Le “Porte della Badessa” con le 60 opere dipinte su vecchie porte e che ha trasformato il borgo antico della città in un’autentica galleria a cielo aperto, continua a registrare un sorprendente interesse da parte di turisti e soprattutto da giornali ed emittenti locali e nazionali.
Tramite questa originale operazione culturale e nello stesso tempo di decoro urbano, la Pro Loco, con il sostegno del Comune, contribuisce a far conoscere periodi importanti della storia locale registrando grande interesse, ma soprattutto creando un modo concreto per vitalizzare il borgo antico.
Infatti, per “Scatti di memoria”, l’iniziativa del CAP (Centro Aperto Polivalente) di Castellana Grotte in collaborazione con la Pro Loco incentrata sulla scoperta della storia del territorio, si è tenuta lunedì scorso (più volte rimandata per l’inclemenza del tempo) la tanto attesa visita nel centro storico sul percorso delle “Porte della Badessa”.
Gli attenti partecipanti hanno potuto vivere un’esperienza molto positiva in compagnia di due volontari della Pro Loco, Pino Dalena, uno dei pittori delle “Porte” e Domenico Ladogana, esperto fotografo e cineoperatore.
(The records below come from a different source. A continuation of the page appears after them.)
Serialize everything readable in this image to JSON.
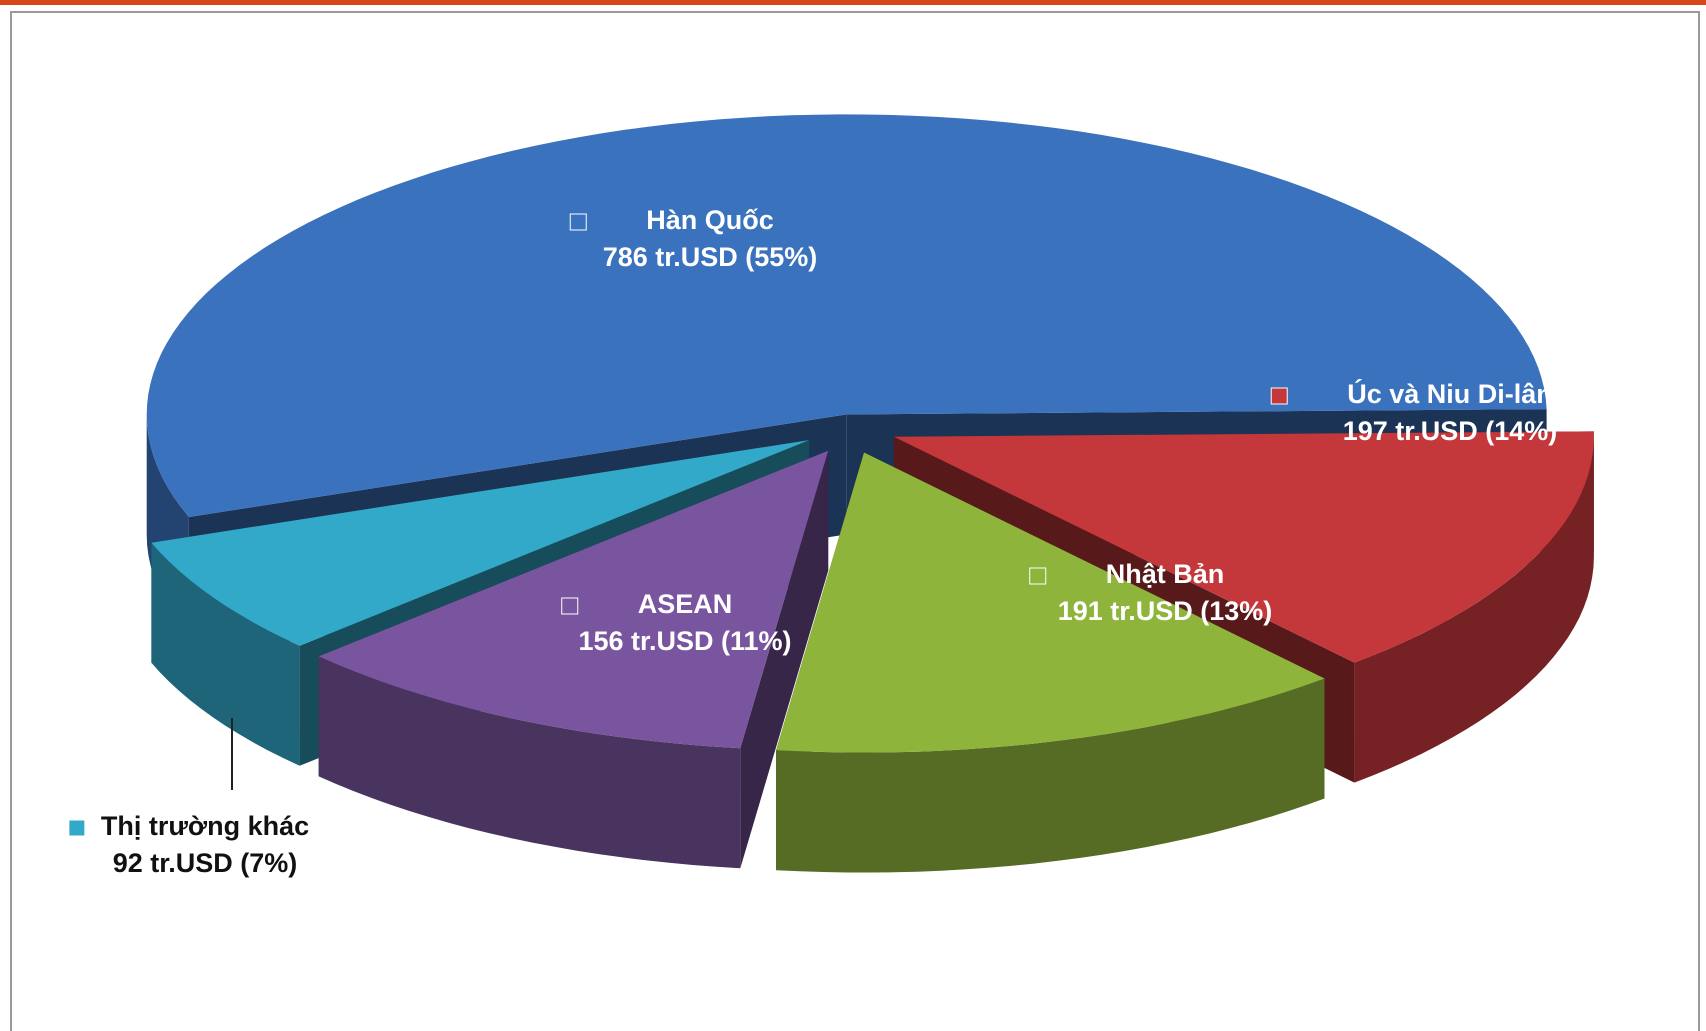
{
  "chart_data": {
    "type": "pie",
    "categories": [
      "Hàn Quốc",
      "Úc và Niu Di-lân",
      "Nhật Bản",
      "ASEAN",
      "Thị trường khác"
    ],
    "values": [
      786,
      197,
      191,
      156,
      92
    ],
    "value_labels": [
      "786 tr.USD (55%)",
      "197 tr.USD (14%)",
      "191 tr.USD (13%)",
      "156 tr.USD (11%)",
      "92 tr.USD (7%)"
    ],
    "colors": [
      "#3b72bd",
      "#c4373b",
      "#8fb43c",
      "#7a559f",
      "#33a9c9"
    ]
  }
}
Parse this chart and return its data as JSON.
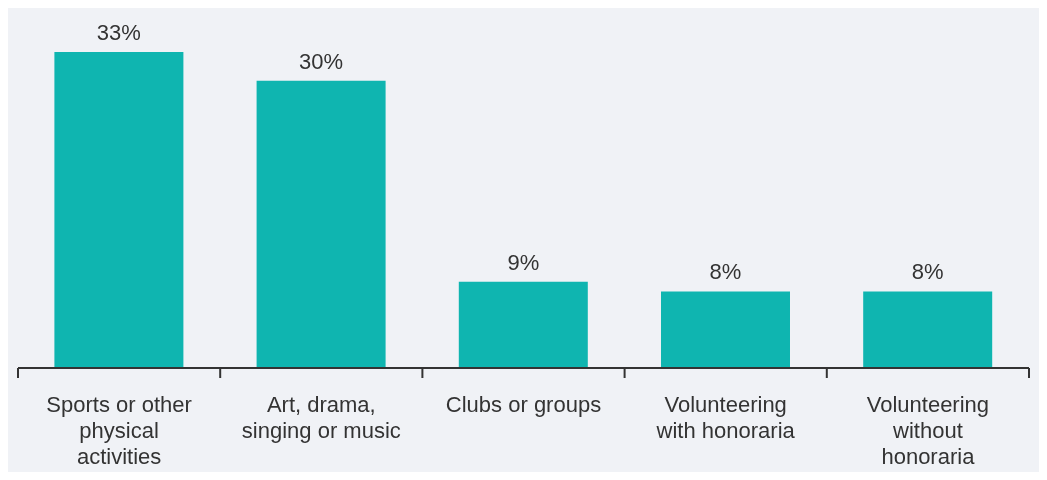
{
  "chart_data": {
    "type": "bar",
    "categories": [
      "Sports or other physical activities",
      "Art, drama, singing or music",
      "Clubs or groups",
      "Volunteering with honoraria",
      "Volunteering without honoraria"
    ],
    "values": [
      33,
      30,
      9,
      8,
      8
    ],
    "color": "#0fb5b0",
    "value_labels": [
      "33%",
      "30%",
      "9%",
      "8%",
      "8%"
    ],
    "grid": false,
    "legend": false
  }
}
Passeggiando per le caratteristiche stradine del borgo antico ed ammirando la “galleria” costituita dalle 60 porte realizzate nel corso di cinque edizioni dai pittori professionisti e dilettanti della Pro Loco, i visitatori hanno potuto conoscere alcuni interessanti aspetti storici dei quasi seicento anni di “gestione” del feudo castellanese da parte delle badesse del monastero di San Benedetto di Conversano.
La visita ha riguardato una parte del percorso e si è conclusa con un “arrivederci a presto” per completare l’esperienza molto gradita dai visitatori che hanno espresso il loro pieno gradimento dell’iniziativa.